Photos from the Seahawks' 16-15 win over the San Diego Chargers.
It was former Seahawks coach Mike Holmgren who once said that for a team to have its best season the team’s best players needed to have their best seasons.
The recipe for success worked in 2005, when Holmgren got career performances from Shaun Alexander, Matt Hasselbeck, Walter Jones, Steve Hutchinson, Robby Tobeck, Joe Jurevicius, Lofa Tatupu and Marquand Manuel as the Seahawks reached the Super Bowl for the first time in franchise history.
That same formula was on display during the 2013 season, when the Pete Carroll-coached Seahawks not only got to the Super Bowl but won it in convincing fashion because of the strong start-to-finish efforts of Earl Thomas, Richard Sherman, Russell Wilson, Marshawn Lynch, Bobby Wagner, Steven Hauschka, Golden Tate, Doug Baldwin, Kam Chancellor and Michael Bennett.
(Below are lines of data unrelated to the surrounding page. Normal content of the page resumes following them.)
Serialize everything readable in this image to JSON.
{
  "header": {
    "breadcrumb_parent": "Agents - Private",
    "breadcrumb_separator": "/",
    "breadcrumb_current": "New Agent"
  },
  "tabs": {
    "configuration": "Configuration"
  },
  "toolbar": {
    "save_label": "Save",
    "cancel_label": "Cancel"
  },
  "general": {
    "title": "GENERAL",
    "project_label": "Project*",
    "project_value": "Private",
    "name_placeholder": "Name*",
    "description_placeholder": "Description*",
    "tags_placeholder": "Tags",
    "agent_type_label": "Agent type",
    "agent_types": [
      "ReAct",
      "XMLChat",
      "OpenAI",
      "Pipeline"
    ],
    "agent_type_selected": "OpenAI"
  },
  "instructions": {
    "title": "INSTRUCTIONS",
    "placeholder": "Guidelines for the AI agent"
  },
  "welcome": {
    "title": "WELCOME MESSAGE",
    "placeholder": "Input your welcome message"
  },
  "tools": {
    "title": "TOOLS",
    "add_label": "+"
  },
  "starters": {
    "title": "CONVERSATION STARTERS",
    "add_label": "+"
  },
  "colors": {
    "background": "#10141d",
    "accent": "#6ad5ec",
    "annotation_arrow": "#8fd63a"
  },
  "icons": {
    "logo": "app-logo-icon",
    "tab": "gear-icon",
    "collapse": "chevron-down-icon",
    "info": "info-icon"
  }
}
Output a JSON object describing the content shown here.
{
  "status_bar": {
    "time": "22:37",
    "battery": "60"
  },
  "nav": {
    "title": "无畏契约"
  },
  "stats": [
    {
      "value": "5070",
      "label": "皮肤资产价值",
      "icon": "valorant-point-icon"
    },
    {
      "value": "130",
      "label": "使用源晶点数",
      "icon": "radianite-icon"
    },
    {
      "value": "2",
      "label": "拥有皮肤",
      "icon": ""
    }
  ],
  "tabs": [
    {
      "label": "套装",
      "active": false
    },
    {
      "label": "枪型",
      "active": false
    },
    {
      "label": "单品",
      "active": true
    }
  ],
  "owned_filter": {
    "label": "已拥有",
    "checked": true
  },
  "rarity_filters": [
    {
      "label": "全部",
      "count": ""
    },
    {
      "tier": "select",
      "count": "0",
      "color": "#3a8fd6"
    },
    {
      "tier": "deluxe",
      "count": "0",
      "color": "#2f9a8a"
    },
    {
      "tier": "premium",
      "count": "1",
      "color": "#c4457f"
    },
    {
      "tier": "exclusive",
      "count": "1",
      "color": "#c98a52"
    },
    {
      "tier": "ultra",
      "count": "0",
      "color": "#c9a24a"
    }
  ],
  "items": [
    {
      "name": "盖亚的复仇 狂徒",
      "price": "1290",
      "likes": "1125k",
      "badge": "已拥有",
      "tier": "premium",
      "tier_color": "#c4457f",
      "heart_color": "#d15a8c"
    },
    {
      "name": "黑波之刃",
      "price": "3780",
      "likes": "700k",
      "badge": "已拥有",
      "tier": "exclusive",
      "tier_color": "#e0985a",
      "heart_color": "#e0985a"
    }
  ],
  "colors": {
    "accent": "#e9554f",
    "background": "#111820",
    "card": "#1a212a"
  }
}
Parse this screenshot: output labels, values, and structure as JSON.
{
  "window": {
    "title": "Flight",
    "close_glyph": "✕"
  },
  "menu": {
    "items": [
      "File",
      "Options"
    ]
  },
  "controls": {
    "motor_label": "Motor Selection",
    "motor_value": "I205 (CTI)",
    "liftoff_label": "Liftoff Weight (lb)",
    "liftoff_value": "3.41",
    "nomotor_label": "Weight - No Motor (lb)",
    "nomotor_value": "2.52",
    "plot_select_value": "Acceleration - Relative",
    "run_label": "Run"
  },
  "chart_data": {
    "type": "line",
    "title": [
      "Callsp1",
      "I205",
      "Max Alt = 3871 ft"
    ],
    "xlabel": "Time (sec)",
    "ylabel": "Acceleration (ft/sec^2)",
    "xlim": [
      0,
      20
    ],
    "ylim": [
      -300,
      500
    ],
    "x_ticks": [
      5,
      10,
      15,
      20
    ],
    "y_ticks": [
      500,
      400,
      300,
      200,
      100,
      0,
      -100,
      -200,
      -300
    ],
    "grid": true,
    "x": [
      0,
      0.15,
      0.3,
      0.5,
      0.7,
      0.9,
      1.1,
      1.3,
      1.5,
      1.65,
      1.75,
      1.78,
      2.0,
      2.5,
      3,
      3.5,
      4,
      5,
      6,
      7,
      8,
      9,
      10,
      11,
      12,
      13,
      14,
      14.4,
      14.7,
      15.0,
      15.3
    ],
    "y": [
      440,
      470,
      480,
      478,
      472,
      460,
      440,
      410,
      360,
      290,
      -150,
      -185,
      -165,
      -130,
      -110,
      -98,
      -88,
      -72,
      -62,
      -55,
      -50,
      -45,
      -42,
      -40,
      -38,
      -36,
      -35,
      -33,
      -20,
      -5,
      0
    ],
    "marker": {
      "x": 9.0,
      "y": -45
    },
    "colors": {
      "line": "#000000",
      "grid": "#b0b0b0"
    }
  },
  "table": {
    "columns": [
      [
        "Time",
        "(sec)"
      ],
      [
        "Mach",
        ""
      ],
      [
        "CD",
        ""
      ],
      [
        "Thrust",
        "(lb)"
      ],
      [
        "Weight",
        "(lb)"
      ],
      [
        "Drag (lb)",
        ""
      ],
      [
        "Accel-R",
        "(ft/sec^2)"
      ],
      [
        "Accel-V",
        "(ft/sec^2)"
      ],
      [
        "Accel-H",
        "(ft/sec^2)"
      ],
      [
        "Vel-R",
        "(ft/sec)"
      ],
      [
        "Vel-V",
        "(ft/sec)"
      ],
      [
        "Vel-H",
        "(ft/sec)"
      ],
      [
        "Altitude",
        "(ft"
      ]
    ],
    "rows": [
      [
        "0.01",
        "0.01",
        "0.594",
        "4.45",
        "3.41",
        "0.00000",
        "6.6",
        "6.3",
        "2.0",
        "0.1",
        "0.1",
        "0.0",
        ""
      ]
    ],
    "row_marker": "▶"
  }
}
All played pivotal roles, because they put up career-best numbers: Thomas with his 100 tackles and five interceptions; Sherman with his league-leading eight interceptions and a couple of timely end-zone tips; Wilson with his 3,357 passing yards and 26-to-9 TD pass-to-interception ratio; Lynch with his 14 touchdowns; Wagner with his all-around game at middle linebacker (119 tackles, five sacks, two interceptions); Hauschka with his 41-of-43 performance on field goals, including the postseason; Tate with his 64 receptions for 898 yards and 11.5-yard average returning punts; Baldwin with his team-leading 13 receptions in the postseason; Chancellor with his intimidating presence as the enforcer, as well as his production, in the secondary; and Bennett with his team-leading 8.5 sacks.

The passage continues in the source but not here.